The dysregulation of splicing can drive disease and is a hallmark of cancer arising from both specific genetic mutations and altered splicing machinery. The discovery of novel splice junctions can lead to new knowledge and treatments, yet the mere absence from a reference annotation does not ensure a splice junction is truly novel. Efficiently querying publicly available sequencing data for evidence of rare splice junctions is challenging due to the cost of processing raw data and the substantial technical and biological variability across samples.
LemonSplice overcomes this challenge by leveraging precomputed RNA-seq alignment and quantification of genes across tens of thousands of experiments, processed using a common pipeline [1,2]. The pre-processed data from databases such as the Sequence Read Archive (SRA), Genotype-Tissue Expression (GTEx) and The Cancer Genome Atlas (TCGA) includes exon and junction information including unannotated junctions, allowing exploration, validation and quantification of transcripts across hundreds of thousands of samples.

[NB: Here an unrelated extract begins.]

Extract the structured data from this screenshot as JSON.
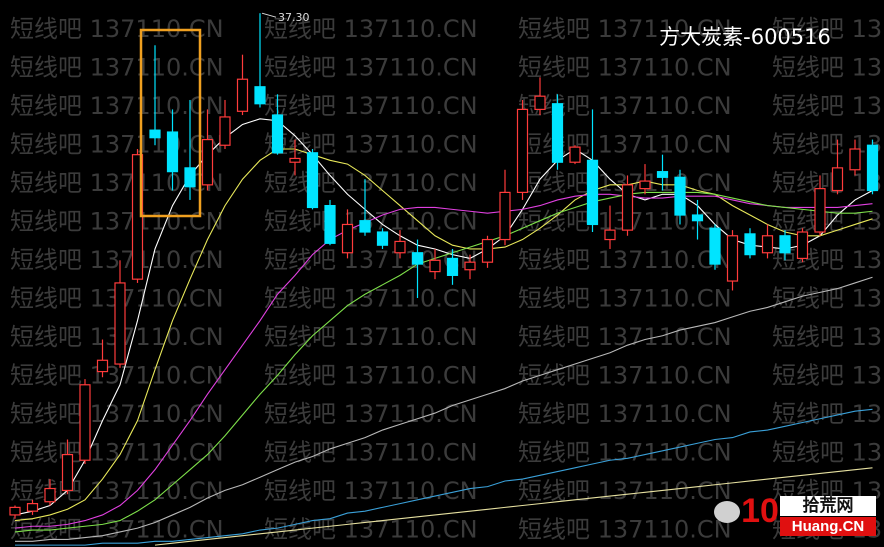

LemonSplice is an interactive application that can rapidly filter evidence for disease-specific and cancer-specific splice junctions of interest, and produce publication ready visualisations of the frequency of junctions across databases. Metadata associated with samples can link junction observations to the literature from where it was found.
We applied LemonSplice to several cancer splicing problems. These include an analysis of glioma-associated oncogene homolog 1 (GLI1) transcripts that indicates a lack of a support for a commonly accepted cancer-specific isoform, and implicated unannotated transcripts as well-supported alternatives. We also used LemonSplice to investigate deletions in IKZF1 and discovered and validated cryptic acceptor sites downstream of partially deleted genes, seen in leukaemia samples. By directly querying reads that support alternative splicing across thousands of experiments, LemonSplice can be used to gain insight into a range of rare splicing events, and determine just how common novel splice junctions might be.